Belki ikisini birlikte alırım demiştim ama yok, yaptığım plan işe yaramamıştı. Ayrıca eve ayakkabılarımla girdiğim için üzerine bir ton azar yemiş, tatil yolculuğumuza ağlayarak başlamıştım. Ve size bir şey söyleyeyim mi? Kovamı o hışımla kaptığımda fark etmeden içindeki küreği yere düşürmüşüm. Çok sonra fark ettim. Taa gideceğimiz yere vardığımızda, denize girmek için hazırlandığımızda fark ettim. Babama çok yalvardım gittiğimiz yerde, buralarda bir yerden kürek alalım diye ama hiç oralı bile olmadı. Kaale alıp verdiği tek cevap vardı: “Ellerini kürek gibi kullanırsın.” Hoş o da dalga geçer gibi ya neyse… Ben 5. Sınıfa gidiyorum. Ve ben o zamanlar beşinci sınıfa daha yeni geçmiş bir çocuk için oldukça zor zamanlardı. Hem Jamie ve Kova arasında kalıp hayatımın en zor seçimini yapmak zorunda kaldım. Hem de Kovanın içindeki küreğimi düşürdüm. Omuzlarımdaki yük o zamanlardan başlamıştı ağır gelmeye. Kader utansın!
Neyse Allahtan plajda, aynı otelde kaldığımız bir kızla tanıştım. Onun vardı küreği. Ben ne zaman kumdan kale yapmak için kovamı elime alsam o da yan taraftan kova ve küreğini alıp yanıma gelirdi. Hiç sıkıntı yaşamadım yani bu konuda. Biraz düşündüm de, sanırım o kız benden hoşlanıyordu. Ama ben ondan hoşlanmıyordum tabi, kimseden hoşlanmıyordum…

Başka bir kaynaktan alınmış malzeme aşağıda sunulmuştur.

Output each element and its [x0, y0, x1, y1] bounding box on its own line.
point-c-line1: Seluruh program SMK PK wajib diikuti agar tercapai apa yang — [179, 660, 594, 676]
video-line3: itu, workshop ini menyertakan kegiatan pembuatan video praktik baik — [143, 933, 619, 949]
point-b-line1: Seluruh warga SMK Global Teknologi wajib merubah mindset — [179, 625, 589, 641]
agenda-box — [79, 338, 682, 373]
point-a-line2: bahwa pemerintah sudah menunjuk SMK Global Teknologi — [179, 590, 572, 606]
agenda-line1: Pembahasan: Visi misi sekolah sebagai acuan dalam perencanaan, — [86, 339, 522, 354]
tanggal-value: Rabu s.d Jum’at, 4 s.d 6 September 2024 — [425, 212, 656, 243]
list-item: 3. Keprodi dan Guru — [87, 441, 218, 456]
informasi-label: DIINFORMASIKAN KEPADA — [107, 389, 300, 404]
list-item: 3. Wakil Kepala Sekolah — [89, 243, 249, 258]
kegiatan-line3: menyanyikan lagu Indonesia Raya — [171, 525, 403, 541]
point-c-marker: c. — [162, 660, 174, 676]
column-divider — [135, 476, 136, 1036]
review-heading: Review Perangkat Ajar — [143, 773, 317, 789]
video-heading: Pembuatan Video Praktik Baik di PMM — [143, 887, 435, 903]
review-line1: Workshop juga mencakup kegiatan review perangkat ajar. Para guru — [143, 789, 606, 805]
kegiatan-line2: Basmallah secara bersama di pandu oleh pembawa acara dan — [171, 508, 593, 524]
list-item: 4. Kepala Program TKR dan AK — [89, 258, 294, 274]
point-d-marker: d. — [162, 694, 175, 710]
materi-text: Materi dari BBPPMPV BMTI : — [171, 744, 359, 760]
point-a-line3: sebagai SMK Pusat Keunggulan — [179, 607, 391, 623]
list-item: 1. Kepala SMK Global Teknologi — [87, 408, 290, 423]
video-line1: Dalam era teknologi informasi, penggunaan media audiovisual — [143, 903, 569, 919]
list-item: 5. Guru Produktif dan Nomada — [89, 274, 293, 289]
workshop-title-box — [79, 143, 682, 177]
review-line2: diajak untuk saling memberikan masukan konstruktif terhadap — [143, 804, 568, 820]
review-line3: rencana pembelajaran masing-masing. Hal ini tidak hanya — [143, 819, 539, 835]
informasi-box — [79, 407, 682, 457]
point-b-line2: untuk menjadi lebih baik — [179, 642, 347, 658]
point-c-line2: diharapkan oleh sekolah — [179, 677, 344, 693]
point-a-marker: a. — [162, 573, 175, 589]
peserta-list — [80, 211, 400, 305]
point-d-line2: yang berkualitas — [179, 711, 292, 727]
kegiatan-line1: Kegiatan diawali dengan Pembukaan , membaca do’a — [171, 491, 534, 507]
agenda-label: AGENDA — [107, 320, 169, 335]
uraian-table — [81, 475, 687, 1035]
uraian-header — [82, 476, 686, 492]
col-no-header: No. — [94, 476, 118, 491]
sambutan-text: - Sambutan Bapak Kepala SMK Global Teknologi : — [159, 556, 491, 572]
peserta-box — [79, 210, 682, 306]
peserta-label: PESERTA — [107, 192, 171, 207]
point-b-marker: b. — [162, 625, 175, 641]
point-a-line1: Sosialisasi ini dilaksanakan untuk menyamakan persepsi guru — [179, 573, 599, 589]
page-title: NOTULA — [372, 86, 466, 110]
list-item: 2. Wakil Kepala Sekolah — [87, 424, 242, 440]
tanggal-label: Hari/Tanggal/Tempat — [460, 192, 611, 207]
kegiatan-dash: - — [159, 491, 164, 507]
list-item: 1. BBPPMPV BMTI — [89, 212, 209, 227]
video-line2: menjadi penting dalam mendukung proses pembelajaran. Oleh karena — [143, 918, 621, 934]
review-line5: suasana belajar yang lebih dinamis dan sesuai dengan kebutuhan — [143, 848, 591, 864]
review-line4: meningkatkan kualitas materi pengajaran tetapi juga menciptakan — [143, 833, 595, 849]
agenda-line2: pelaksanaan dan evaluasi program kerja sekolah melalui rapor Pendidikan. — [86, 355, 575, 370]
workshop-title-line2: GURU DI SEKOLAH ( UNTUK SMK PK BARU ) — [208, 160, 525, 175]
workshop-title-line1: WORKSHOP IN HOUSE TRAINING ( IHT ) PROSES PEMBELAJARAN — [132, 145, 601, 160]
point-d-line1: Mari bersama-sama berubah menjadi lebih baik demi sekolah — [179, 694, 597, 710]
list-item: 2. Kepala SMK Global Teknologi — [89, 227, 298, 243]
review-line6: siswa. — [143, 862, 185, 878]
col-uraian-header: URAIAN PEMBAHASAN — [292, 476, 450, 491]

Bu arada benim ayımın eskiden adı Sarı Kız’dı, annemle öyle koymuştuk. Çünkü annem küçüklüğünden beri onların Sarı Kız adındaki bir ineğiyle arkadaşlık yapmış, yalnız bir kız çocuğuymuş garibim… Benim arkadaşımın adını da o yüzden Sarı Kız yaptık. Ama geçen sene Can bize geldiğinde “Sarı Kız ne lan? Bebek misin?” dedi. O yüzden Canla biraz düşünüp, Jamie koymaya karar verdik, hem karizmatik hem de sevimliydi.
Tatil dönüşümüzde yeniden doğmuş gibi oldum. Gidişimizdeki yoğun stresi unutmuştum resmen. Çok uzun süren, bol şarkılı ama sıkıcı yolculuğumuzun ardından şehre girdik. Bir süre sonra da bizim mahalleye. Arabadan inince sarı evlerin oradaki toprak sahaya uğradım belki arkadaşlarım oradadır diye. Bizimkiler maç yapıyordu. Çocuklar beni görünce başıma toplandılar hatta bazıları bana sarıldı. Şaşırmıştım, çünkü pek sevildiğimi düşünmem ben bizim mahallede. Ana kuzusu diye dalga geçerler sürekli. Herhalde “Çok dalga geçtik, biraz da sevelim…” diye düşündüler.
Berke hemen atladı: “Lan Mete, mahalleye yeni taşınan ailenin kızını gördün mü? Sizin üstünüze taşındılar.”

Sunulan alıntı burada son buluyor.